Hayashikawa remembers that he lost to Gibson two weeks ago, and that Rice beat the Kamehameha senior. The Pahoa sophomore hasn’t faced the Rice, so a true pecking order hasn’t been established yet. But that’s coming fast with the all-schools meet next Saturday at Keaau.
“It’s his second year and he’s really improved a lot from last year,” said Pahoa co-coach Madonna Hoomanawanui, who coaches with her brother, Elvis Lum. “Wrestling has been good for him. His wrestling has improved and it’s made him a better student and person. It’s given him an incentive. If he keeps it up, he’s got a good chance to make states.
“Last year at the Konawaena preseason meet, it was his first time on the mat. We barely had any mat time, and he surprised us. When we saw this kid, we realized he was going to be good and had to push him to keep him going.”

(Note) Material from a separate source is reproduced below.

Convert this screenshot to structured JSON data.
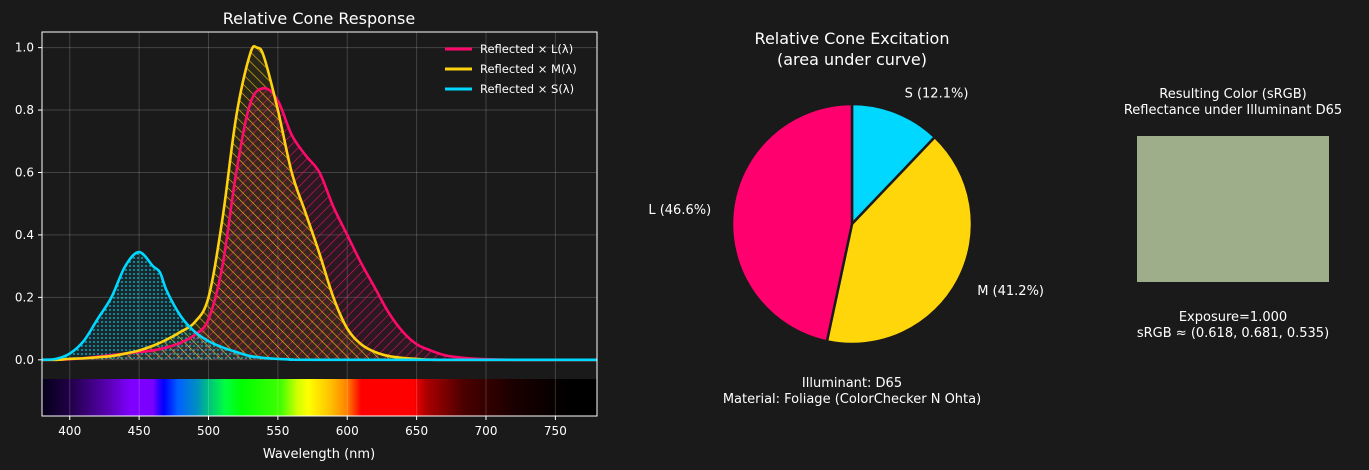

The Pahoa coaching siblings and assistant Ryan Smith, who jokes that he’s got two popular names (grandpa is Robert Smith), are cultivating a strong sense of belief, especially among rookies and one in particular named Yvonne Lum.
“We have a 90-pounder go from cheerleading to wrestling,” Hoomanawanui said. “She has the drive for it. We’re working on her stamina. She’s one of the smallest, but she has surprised me a lot. A lot of girls might think they can’t do a sport like wrestling; Yvonne shows that you can. It doesn’t matter how small you are. She’s a strong girl and has impressed me.”
Lum was out with an injury, as was Maile Tadeo, the defending BIIF champion in the 98 class. “We’ve got nine girls,” Hoomanawanui said. “Maile is the only experienced one. The rest of the girls are in their first year. But every single one has surprised me and the coaching staff.”
That building of positive spirit has helped Hayashikawa, as much as the technical tips.
“Our team is strong, and we’ve got a big team. We’ve got good support,” he said. “Everybody helps each other out. My coaches help me a lot. They bring me on my feet after a loss.”